Posted on 11 Feb 2026

CSC Steel concerned over elevated China exports

CSC Steel Holdings Bhd, the largest listed steel maker in the country, says elevated exports from China remains a challenge after the group’s revenue fell 9% in the financial year ended Dec 31, 2025 (FY25).

In a filing with Bursa Malaysia, the debt-free CSC Steel reported a drop in FY25 revenue to RM1.38bil as average selling prices continued to be on a downward trend.

However, net profit for the 12-month period more than doubled on a year-on-year (y-o-y) basis to RM69.4mil.

This was possible due to lower raw material costs and the stronger ringgit against the US dollar.

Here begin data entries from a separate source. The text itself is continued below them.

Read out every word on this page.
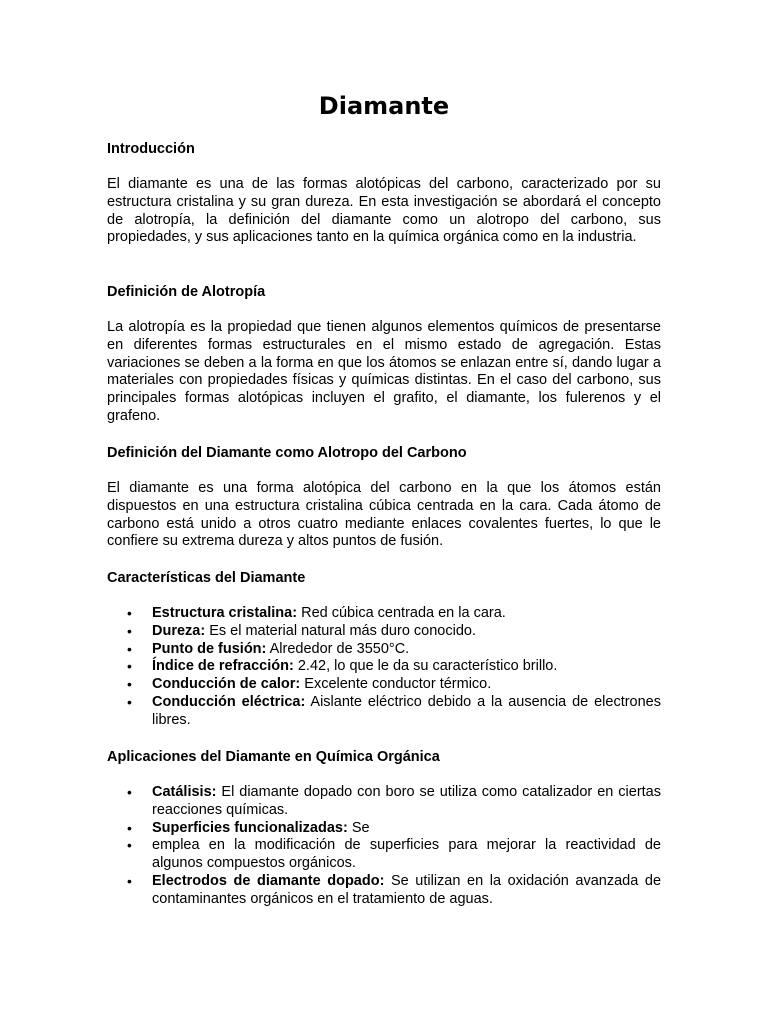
Diamante
Introducción

El diamante es una de las formas alotópicas del carbono, caracterizado por su estructura cristalina y su gran dureza. En esta investigación se abordará el concepto de alotropía, la definición del diamante como un alotropo del carbono, sus propiedades, y sus aplicaciones tanto en la química orgánica como en la industria.

Definición de Alotropía

La alotropía es la propiedad que tienen algunos elementos químicos de presentarse en diferentes formas estructurales en el mismo estado de agregación. Estas variaciones se deben a la forma en que los átomos se enlazan entre sí, dando lugar a materiales con propiedades físicas y químicas distintas. En el caso del carbono, sus principales formas alotópicas incluyen el grafito, el diamante, los fulerenos y el grafeno.

Definición del Diamante como Alotropo del Carbono

El diamante es una forma alotópica del carbono en la que los átomos están dispuestos en una estructura cristalina cúbica centrada en la cara. Cada átomo de carbono está unido a otros cuatro mediante enlaces covalentes fuertes, lo que le confiere su extrema dureza y altos puntos de fusión.

Características del Diamante
• Estructura cristalina: Red cúbica centrada en la cara.
• Dureza: Es el material natural más duro conocido.
• Punto de fusión: Alrededor de 3550°C.
• Índice de refracción: 2.42, lo que le da su característico brillo.
• Conducción de calor: Excelente conductor térmico.
• Conducción eléctrica: Aislante eléctrico debido a la ausencia de electrones libres.
Aplicaciones del Diamante en Química Orgánica
• Catálisis: El diamante dopado con boro se utiliza como catalizador en ciertas reacciones químicas.
• Superficies funcionalizadas: Se
• emplea en la modificación de superficies para mejorar la reactividad de algunos compuestos orgánicos.
• Electrodos de diamante dopado: Se utilizan en la oxidación avanzada de contaminantes orgánicos en el tratamiento de aguas.
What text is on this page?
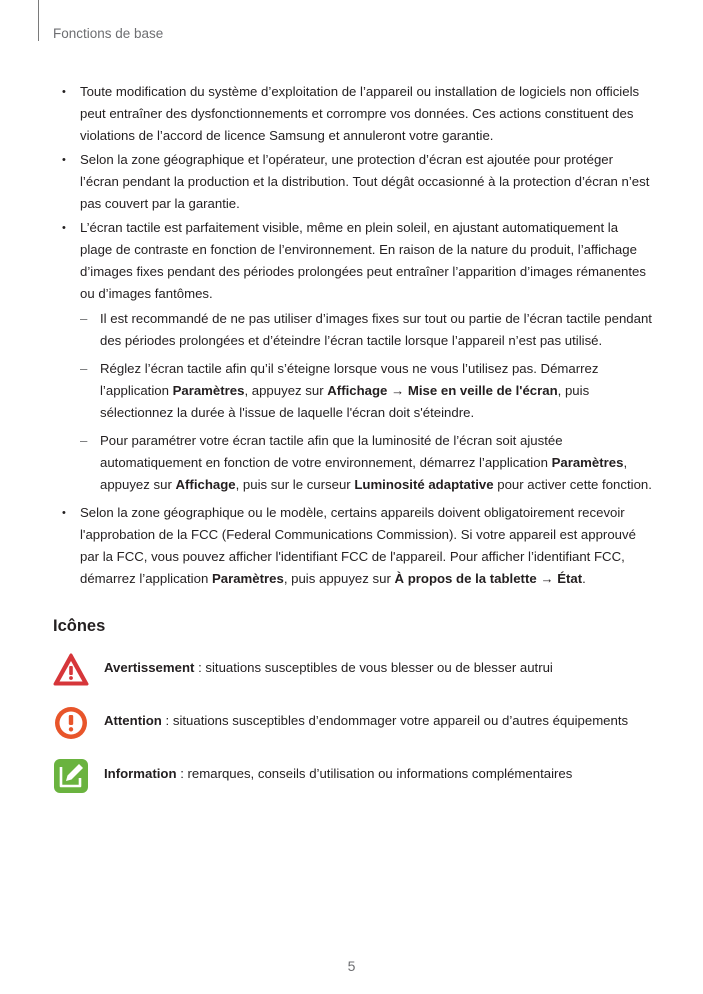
Fonctions de base
• Toute modification du système d’exploitation de l’appareil ou installation de logiciels non officiels peut entraîner des dysfonctionnements et corrompre vos données. Ces actions constituent des violations de l’accord de licence Samsung et annuleront votre garantie.
• Selon la zone géographique et l’opérateur, une protection d’écran est ajoutée pour protéger l’écran pendant la production et la distribution. Tout dégât occasionné à la protection d’écran n’est pas couvert par la garantie.
• L’écran tactile est parfaitement visible, même en plein soleil, en ajustant automatiquement la plage de contraste en fonction de l’environnement. En raison de la nature du produit, l’affichage d’images fixes pendant des périodes prolongées peut entraîner l’apparition d’images rémanentes ou d’images fantômes.
– Il est recommandé de ne pas utiliser d’images fixes sur tout ou partie de l’écran tactile pendant des périodes prolongées et d’éteindre l’écran tactile lorsque l’appareil n’est pas utilisé.
– Réglez l’écran tactile afin qu’il s’éteigne lorsque vous ne vous l’utilisez pas. Démarrez l’application Paramètres, appuyez sur Affichage → Mise en veille de l'écran, puis sélectionnez la durée à l'issue de laquelle l'écran doit s'éteindre.
– Pour paramétrer votre écran tactile afin que la luminosité de l’écran soit ajustée automatiquement en fonction de votre environnement, démarrez l’application Paramètres, appuyez sur Affichage, puis sur le curseur Luminosité adaptative pour activer cette fonction.
• Selon la zone géographique ou le modèle, certains appareils doivent obligatoirement recevoir l'approbation de la FCC (Federal Communications Commission). Si votre appareil est approuvé par la FCC, vous pouvez afficher l'identifiant FCC de l'appareil. Pour afficher l’identifiant FCC, démarrez l’application Paramètres, puis appuyez sur À propos de la tablette → État.
Icônes
Avertissement : situations susceptibles de vous blesser ou de blesser autrui
Attention : situations susceptibles d’endommager votre appareil ou d’autres équipements
Information : remarques, conseils d’utilisation ou informations complémentaires
5
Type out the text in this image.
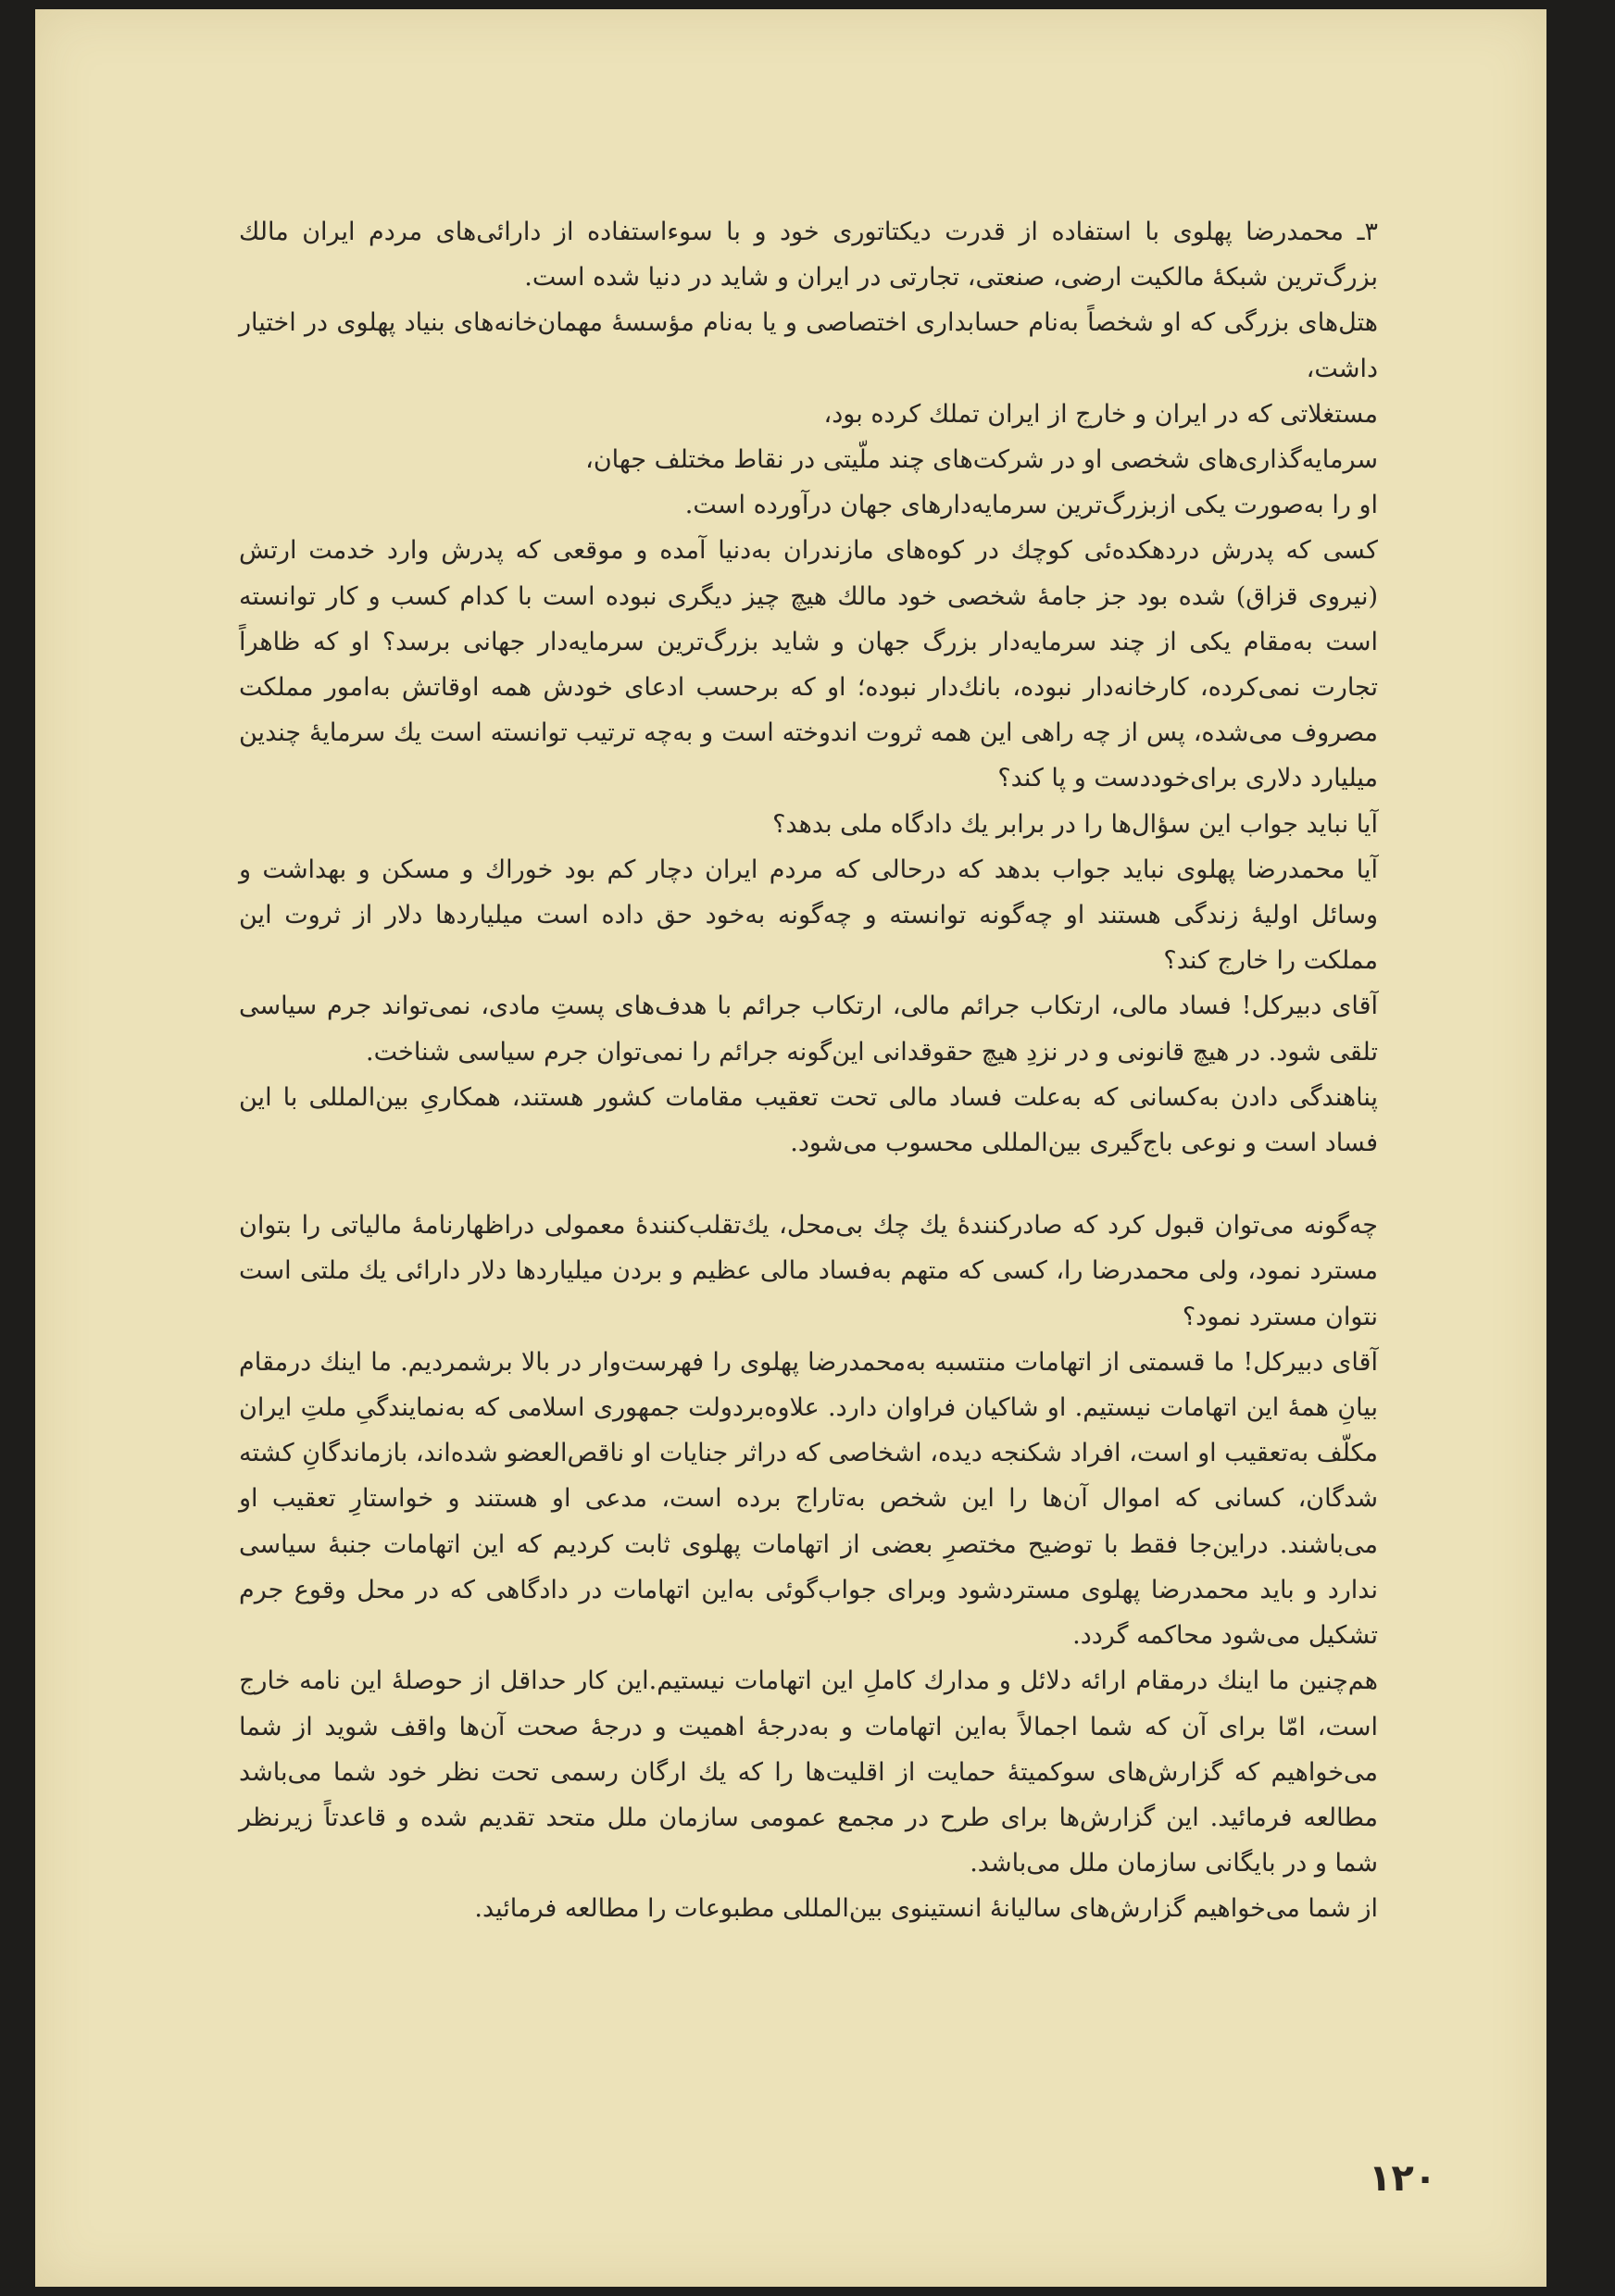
۳ـ محمدرضا پهلوی با استفاده از قدرت دیکتاتوری خود و با سوءاستفاده از دارائی‌های مردم ایران مالك بزرگ‌ترین شبکهٔ مالکیت ارضی، صنعتی، تجارتی در ایران و شاید در دنیا شده است.

هتل‌های بزرگی که او شخصاً به‌نام حسابداری اختصاصی و یا به‌نام مؤسسهٔ مهمان‌خانه‌های بنیاد پهلوی در اختیار داشت،

مستغلاتی که در ایران و خارج از ایران تملك کرده بود،

سرمایه‌گذاری‌های شخصی او در شرکت‌های چند ملّیتی در نقاط مختلف جهان،

او را به‌صورت یکی ازبزرگ‌ترین سرمایه‌دارهای جهان درآورده است.

کسی که پدرش دردهکده‌ئی کوچك در کوه‌های مازندران به‌دنیا آمده و موقعی که پدرش وارد خدمت ارتش (نیروی قزاق) شده بود جز جامهٔ شخصی خود مالك هیچ چیز دیگری نبوده است با کدام کسب و کار توانسته است به‌مقام یکی از چند سرمایه‌دار بزرگ جهان و شاید بزرگ‌ترین سرمایه‌دار جهانی برسد؟ او که ظاهراً تجارت نمی‌کرده، کارخانه‌دار نبوده، بانك‌دار نبوده؛ او که برحسب ادعای خودش همه اوقاتش به‌امور مملکت مصروف می‌شده، پس از چه راهی این همه ثروت اندوخته است و به‌چه ترتیب توانسته است یك سرمایهٔ چندین میلیارد دلاری برای‌خوددست و پا کند؟

آیا نباید جواب این سؤال‌ها را در برابر یك دادگاه ملی بدهد؟

آیا محمدرضا پهلوی نباید جواب بدهد که درحالی که مردم ایران دچار کم بود خوراك و مسکن و بهداشت و وسائل اولیهٔ زندگی هستند او چه‌گونه توانسته و چه‌گونه به‌خود حق داده است میلیاردها دلار از ثروت این مملکت را خارج کند؟

آقای دبیرکل! فساد مالی، ارتکاب جرائم مالی، ارتکاب جرائم با هدف‌های پستِ مادی، نمی‌تواند جرم سیاسی تلقی شود. در هیچ قانونی و در نزدِ هیچ حقوقدانی این‌گونه جرائم را نمی‌توان جرم سیاسی شناخت.

پناهندگی دادن به‌کسانی که به‌علت فساد مالی تحت تعقیب مقامات کشور هستند، همکاریِ بین‌المللی با این فساد است و نوعی باج‌گیری بین‌المللی محسوب می‌شود.

چه‌گونه می‌توان قبول کرد که صادرکنندهٔ یك چك بی‌محل، یك‌تقلب‌کنندهٔ معمولی دراظهارنامهٔ مالیاتی را بتوان مسترد نمود، ولی محمدرضا را، کسی که متهم به‌فساد مالی عظیم و بردن میلیاردها دلار دارائی یك ملتی است نتوان مسترد نمود؟

آقای دبیرکل! ما قسمتی از اتهامات منتسبه به‌محمدرضا پهلوی را فهرست‌وار در بالا برشمردیم. ما اینك درمقام بیانِ همهٔ این اتهامات نیستیم. او شاکیان فراوان دارد. علاوه‌بردولت جمهوری اسلامی که به‌نمایندگیِ ملتِ ایران مکلّف به‌تعقیب او است، افراد شکنجه دیده، اشخاصی که دراثر جنایات او ناقص‌العضو شده‌اند، بازماندگانِ کشته شدگان، کسانی که اموال آن‌ها را این شخص به‌تاراج برده است، مدعی او هستند و خواستارِ تعقیب او می‌باشند. دراین‌جا فقط با توضیح مختصرِ بعضی از اتهامات پهلوی ثابت کردیم که این اتهامات جنبهٔ سیاسی ندارد و باید محمدرضا پهلوی مستردشود وبرای جواب‌گوئی به‌این اتهامات در دادگاهی که در محل وقوع جرم تشکیل می‌شود محاکمه گردد.

هم‌چنین ما اینك درمقام ارائه دلائل و مدارك کاملِ این اتهامات نیستیم.این کار حداقل از حوصلهٔ این نامه خارج است، امّا برای آن که شما اجمالاً به‌این اتهامات و به‌درجهٔ اهمیت و درجهٔ صحت آن‌ها واقف شوید از شما می‌خواهیم که گزارش‌های سوکمیتهٔ حمایت از اقلیت‌ها را که یك ارگان رسمی تحت نظر خود شما می‌باشد مطالعه فرمائید. این گزارش‌ها برای طرح در مجمع عمومی سازمان ملل متحد تقدیم شده و قاعدتاً زیرنظر شما و در بایگانی سازمان ملل می‌باشد.

از شما می‌خواهیم گزارش‌های سالیانهٔ انستینوی بین‌المللی مطبوعات را مطالعه فرمائید.

۱۲۰
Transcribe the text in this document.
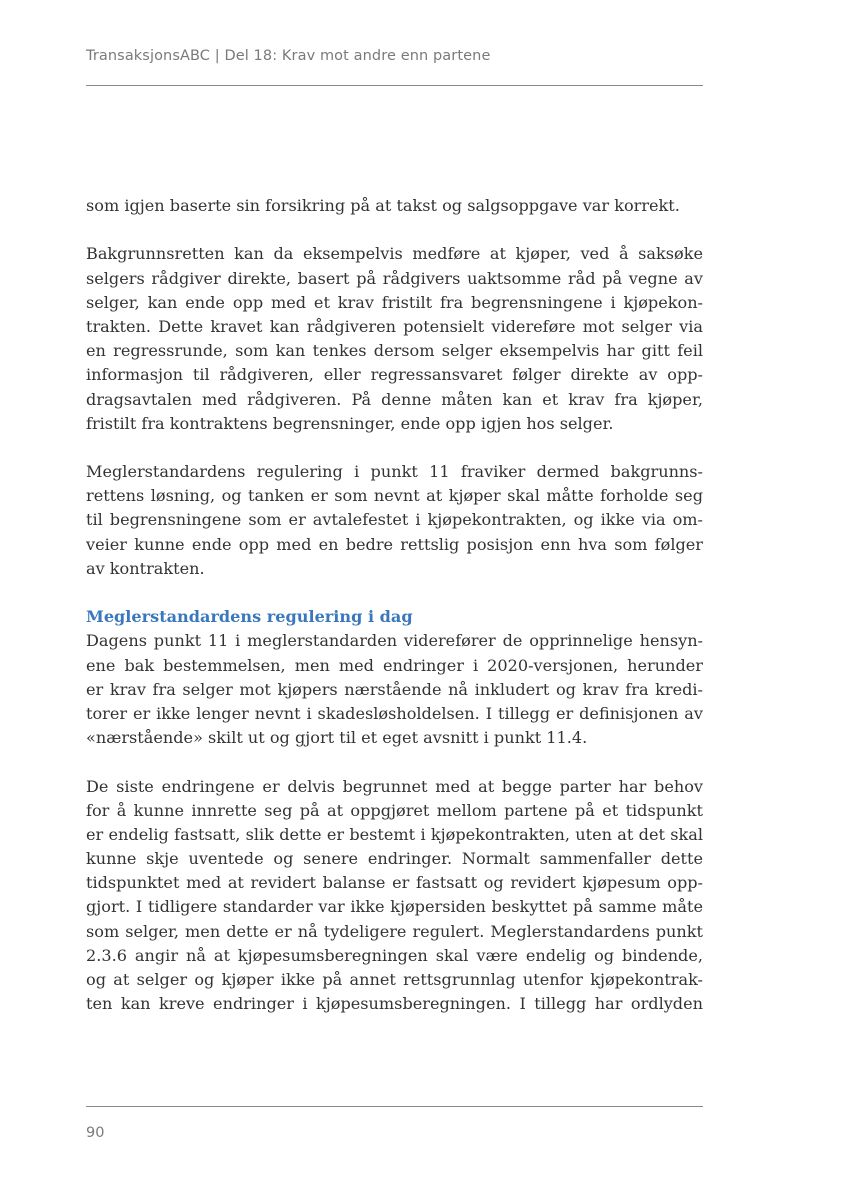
TransaksjonsABC | Del 18: Krav mot andre enn partene

som igjen baserte sin forsikring på at takst og salgsoppgave var korrekt.

Bakgrunnsretten kan da eksempelvis medføre at kjøper, ved å saksøke
selgers rådgiver direkte, basert på rådgivers uaktsomme råd på vegne av
selger, kan ende opp med et krav fristilt fra begrensningene i kjøpekon-
trakten. Dette kravet kan rådgiveren potensielt videreføre mot selger via
en regressrunde, som kan tenkes dersom selger eksempelvis har gitt feil
informasjon til rådgiveren, eller regressansvaret følger direkte av opp-
dragsavtalen med rådgiveren. På denne måten kan et krav fra kjøper,
fristilt fra kontraktens begrensninger, ende opp igjen hos selger.

Meglerstandardens regulering i punkt 11 fraviker dermed bakgrunns-
rettens løsning, og tanken er som nevnt at kjøper skal måtte forholde seg
til begrensningene som er avtalefestet i kjøpekontrakten, og ikke via om-
veier kunne ende opp med en bedre rettslig posisjon enn hva som følger
av kontrakten.

Meglerstandardens regulering i dag

Dagens punkt 11 i meglerstandarden viderefører de opprinnelige hensyn-
ene bak bestemmelsen, men med endringer i 2020-versjonen, herunder
er krav fra selger mot kjøpers nærstående nå inkludert og krav fra kredi-
torer er ikke lenger nevnt i skadesløsholdelsen. I tillegg er definisjonen av
«nærstående» skilt ut og gjort til et eget avsnitt i punkt 11.4.

De siste endringene er delvis begrunnet med at begge parter har behov
for å kunne innrette seg på at oppgjøret mellom partene på et tidspunkt
er endelig fastsatt, slik dette er bestemt i kjøpekontrakten, uten at det skal
kunne skje uventede og senere endringer. Normalt sammenfaller dette
tidspunktet med at revidert balanse er fastsatt og revidert kjøpesum opp-
gjort. I tidligere standarder var ikke kjøpersiden beskyttet på samme måte
som selger, men dette er nå tydeligere regulert. Meglerstandardens punkt
2.3.6 angir nå at kjøpesumsberegningen skal være endelig og bindende,
og at selger og kjøper ikke på annet rettsgrunnlag utenfor kjøpekontrak-
ten kan kreve endringer i kjøpesumsberegningen. I tillegg har ordlyden

90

For the fourth quarter, the group’s net profit jumped by 61.7% y-o-y to RM18.3mil.

Meanwhile, revenue fell by 4.2% y-o-y to RM330.4mil. CSC Steel said its sales volume saw a slight increase in the October to December 2025 period, but this was offset by the reduction in average selling prices.

The improved bottom line raised the earnings per share in the fourth quarter to 4.97 sen. No dividend was declared for the quarter.

Looking ahead, CSC Steel expected the global steel market to benefit from improving demand conditions alongside ongoing supply-side adjustments.

While elevated exports from China continued to pose competitive challenges, the implementation of an export licensing system for key Chinese products is expected to foster greater market discipline and alleviate regional supply imbalances, it added.

“These developments, complemented by strengthened trade protection measures in the United States, the European Union, Mexico, and Canada, are supporting a gradual recovery in international steel prices despite the persistence of global overcapacity.

“Domestically, the steel industry is navigating a balanced environment characterised by emerging cost pressures and resilient demand drivers.

“The financial impact arising from the implementation of carbon taxation and supply chain adjustments related to commercial vehicle regulations is expected to be partially offset by favourable currency movements, providing a strategic buffer for imported input costs.

“Concurrently, baseline steel demand remains anchored by consistent construction activity and the ongoing execution of major infrastructure and industrial projects,” said the group.

Despite the positives, CSC Steel said the market remained highly competitive following the final determination of a 0% antidumping duty rate for certain Vietnam-based producers of galvanised steel coils.